Install straight from GitHub:

pip install git+https://github.com/ACH-Repo/ACH-Orca-Workbench.git
py -m pip install git+https://github.com/ACH-Repo/ACH-Orca-Workbench.git

Then launch with orca-workbench (or python -m orca_workbench). This is the fastest path and needs no checked-out folder — but you can't edit the source in place.
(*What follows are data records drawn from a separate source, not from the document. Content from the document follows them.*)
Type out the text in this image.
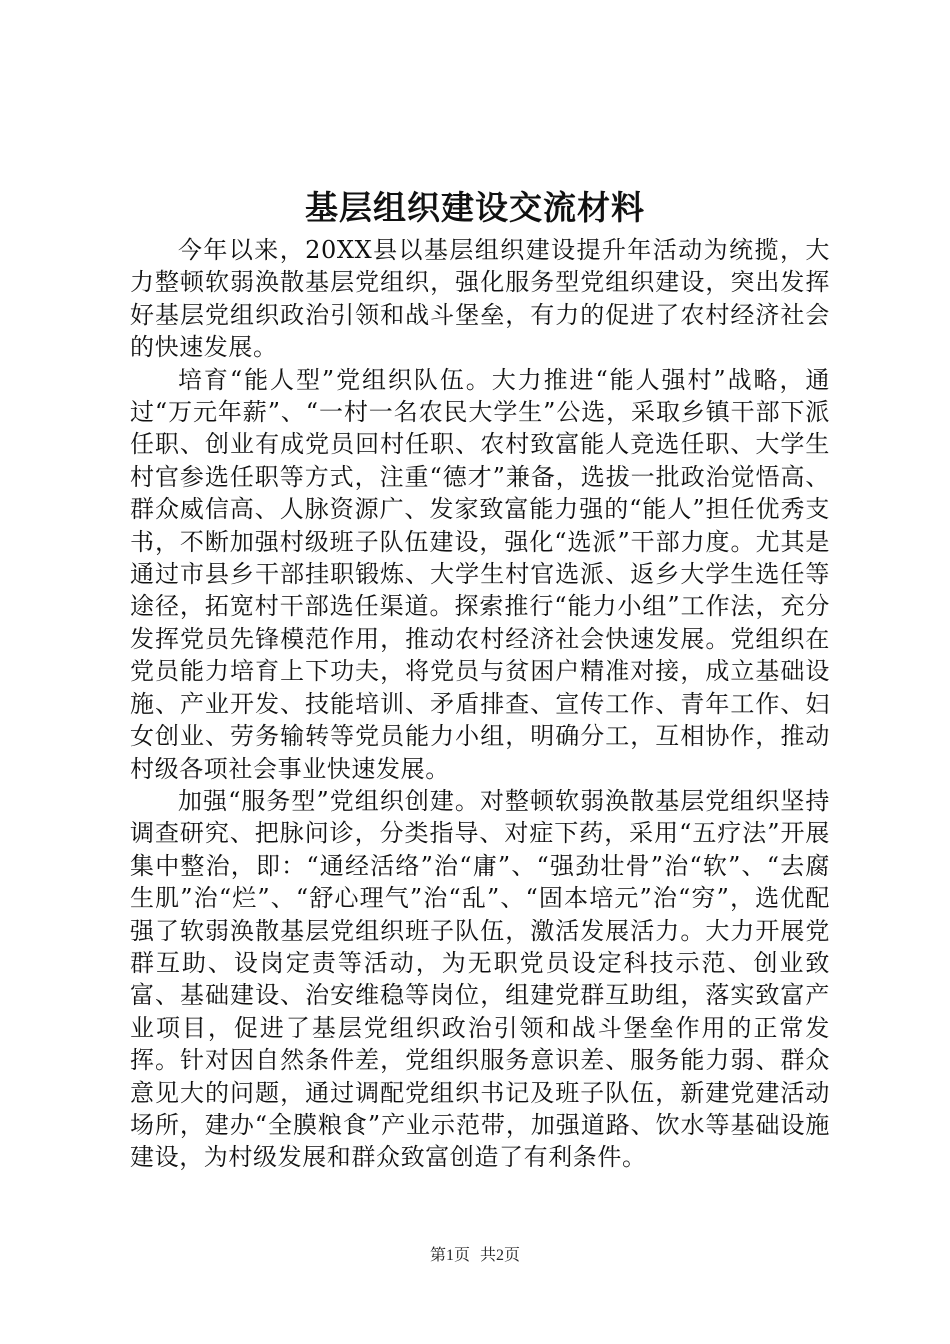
基层组织建设交流材料

今年以来，20XX县以基层组织建设提升年活动为统揽，大力整顿软弱涣散基层党组织，强化服务型党组织建设，突出发挥好基层党组织政治引领和战斗堡垒，有力的促进了农村经济社会的快速发展。

培育“能人型”党组织队伍。大力推进“能人强村”战略，通过“万元年薪”、“一村一名农民大学生”公选，采取乡镇干部下派任职、创业有成党员回村任职、农村致富能人竞选任职、大学生村官参选任职等方式，注重“德才”兼备，选拔一批政治觉悟高、群众威信高、人脉资源广、发家致富能力强的“能人”担任优秀支书，不断加强村级班子队伍建设，强化“选派”干部力度。尤其是通过市县乡干部挂职锻炼、大学生村官选派、返乡大学生选任等途径，拓宽村干部选任渠道。探索推行“能力小组”工作法，充分发挥党员先锋模范作用，推动农村经济社会快速发展。党组织在党员能力培育上下功夫，将党员与贫困户精准对接，成立基础设施、产业开发、技能培训、矛盾排查、宣传工作、青年工作、妇女创业、劳务输转等党员能力小组，明确分工，互相协作，推动村级各项社会事业快速发展。

加强“服务型”党组织创建。对整顿软弱涣散基层党组织坚持调查研究、把脉问诊，分类指导、对症下药，采用“五疗法”开展集中整治，即：“通经活络”治“庸”、“强劲壮骨”治“软”、“去腐生肌”治“烂”、“舒心理气”治“乱”、“固本培元”治“穷”，选优配强了软弱涣散基层党组织班子队伍，激活发展活力。大力开展党群互助、设岗定责等活动，为无职党员设定科技示范、创业致富、基础建设、治安维稳等岗位，组建党群互助组，落实致富产业项目，促进了基层党组织政治引领和战斗堡垒作用的正常发挥。针对因自然条件差，党组织服务意识差、服务能力弱、群众意见大的问题，通过调配党组织书记及班子队伍，新建党建活动场所，建办“全膜粮食”产业示范带，加强道路、饮水等基础设施建设，为村级发展和群众致富创造了有利条件。

第1页 共2页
Clone once, then install in editable mode so a git pull updates the app in place with no reinstall (don't move the folder afterwards — that breaks the link):

git clone https://github.com/ACH-Repo/ACH-Orca-Workbench.git
cd ACH-Orca-Workbench
module load python          # REQUIRED — see note below
pip install --user -e .
orca-workbench                 # window appears on your PC over X-forwarding
git clone https://github.com/ACH-Repo/ACH-Orca-Workbench.git
cd ACH-Orca-Workbench
py -m pip install --user -e .
py -m orca_workbench

module load python is mandatory on the cluster

The scientific stack (matplotlib → numpy) needs libopenblas.so, which that module autoloads. Without it the app fails at startup with ImportError: libopenblas.so.0: cannot open shared object file. Put module load python in your ~/.bashrc so you never forget it.

Launching on Windows

The orca-workbench command lands in a per-user Scripts folder that often isn't on PATH, so py -m orca_workbench is the reliable way to launch from anywhere. (pip prints that Scripts path during install if you'd rather add it to PATH.)

Verify the environment

orca-workbench --check-backends    # or: python -m orca_workbench --check-backends

Probes whether RDKit / OpenBabel can generate coordinates on this machine (no GUI) — run it if structure generation misbehaves. Open a saved project directly with orca-workbench myproject.json.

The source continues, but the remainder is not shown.